The Humanities is the interdisciplinary study of history, philosophy, art and the cultural productions of disparate human communities. Because of its capaciousness this field of inquiry tends to privilege holistic thinking: making connections across historical periods, cultural traditions and geographical spaces.
In a single Humanities course, for instance, students might study Shakespeare’s Hamlet, Oubrerie’s Aya, and and Oshima’s Cruel Story of Youth, moving from an early modern English drama to a post-colonial Ivorian graphic novel to a mid-20th century film about Japanese juvenile delinquents. Such a diversity of texts will likely fall under a larger theme (in this case Youth as a Cultural Construct).
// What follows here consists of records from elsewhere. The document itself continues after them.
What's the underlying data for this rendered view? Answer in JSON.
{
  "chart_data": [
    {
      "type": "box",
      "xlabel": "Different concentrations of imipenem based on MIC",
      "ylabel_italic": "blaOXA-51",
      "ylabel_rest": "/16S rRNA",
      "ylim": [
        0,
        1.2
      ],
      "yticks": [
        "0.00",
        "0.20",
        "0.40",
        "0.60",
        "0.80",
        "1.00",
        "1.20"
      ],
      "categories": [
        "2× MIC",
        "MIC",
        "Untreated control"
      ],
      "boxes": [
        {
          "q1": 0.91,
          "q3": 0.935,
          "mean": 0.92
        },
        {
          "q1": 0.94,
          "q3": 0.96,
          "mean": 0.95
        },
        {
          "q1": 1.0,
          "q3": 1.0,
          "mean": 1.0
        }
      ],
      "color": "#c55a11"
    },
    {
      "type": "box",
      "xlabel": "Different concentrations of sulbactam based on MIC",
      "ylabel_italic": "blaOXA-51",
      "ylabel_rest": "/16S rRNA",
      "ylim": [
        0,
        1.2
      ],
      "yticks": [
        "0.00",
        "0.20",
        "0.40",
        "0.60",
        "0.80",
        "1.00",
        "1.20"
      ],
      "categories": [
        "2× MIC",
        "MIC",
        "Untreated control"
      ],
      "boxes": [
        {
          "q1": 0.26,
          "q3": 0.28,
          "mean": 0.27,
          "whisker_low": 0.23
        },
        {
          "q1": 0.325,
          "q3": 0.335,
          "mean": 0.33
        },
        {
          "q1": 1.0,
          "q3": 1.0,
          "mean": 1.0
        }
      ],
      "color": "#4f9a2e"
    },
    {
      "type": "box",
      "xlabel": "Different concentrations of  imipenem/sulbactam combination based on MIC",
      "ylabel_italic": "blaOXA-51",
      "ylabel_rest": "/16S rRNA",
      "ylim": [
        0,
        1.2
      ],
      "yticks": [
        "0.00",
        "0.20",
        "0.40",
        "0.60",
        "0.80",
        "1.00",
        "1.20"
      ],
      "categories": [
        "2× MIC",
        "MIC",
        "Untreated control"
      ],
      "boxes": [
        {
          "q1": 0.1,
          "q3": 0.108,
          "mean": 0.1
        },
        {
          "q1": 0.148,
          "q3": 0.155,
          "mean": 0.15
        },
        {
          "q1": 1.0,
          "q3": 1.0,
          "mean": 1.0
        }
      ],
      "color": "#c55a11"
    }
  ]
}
The purpose of this kind of curriculum includes not only mastering specific texts and gaining knowledge about their socio-historical contexts, but developing analytical and interpretive skills which can be applied in any meaningful encounter with the products and practices of human culture. So, for example, an interpretation of Cruel Story of Youth necessarily demands some familiarity with post-war Japanese Cinema and the social conditions which shaped it as well as the formal techniques of film-making. In addition, theoretical concepts drawn from Cultural Studies, Psychoanalysis, Semiotics, etc. provide a framework for forming judgements and clarifying meaning.
Ideally, every encounter with a representation (a narrative, an image, a work) raises questions. What is the representation’s position within a genre or tradition? What is its social utility, its ideological content, its aesthetic project? How does the representation assert its content? Does the representation suggest meanings it may not ultimately be conscious of or control?
In spite of the postmodern turn (which, in any case, may not exist) official, capitalist culture remains profoundly positivistic. Ours is an age of literalism, of quantification, of facticity, of what’s “relatable” (i.e., of what I require no effort to grasp).
At its most critical, Humanistic study’s focus on the qualitative has the capacity to blunt the psycho-social violence of a culture that prizes only that which may be counted or exchanged.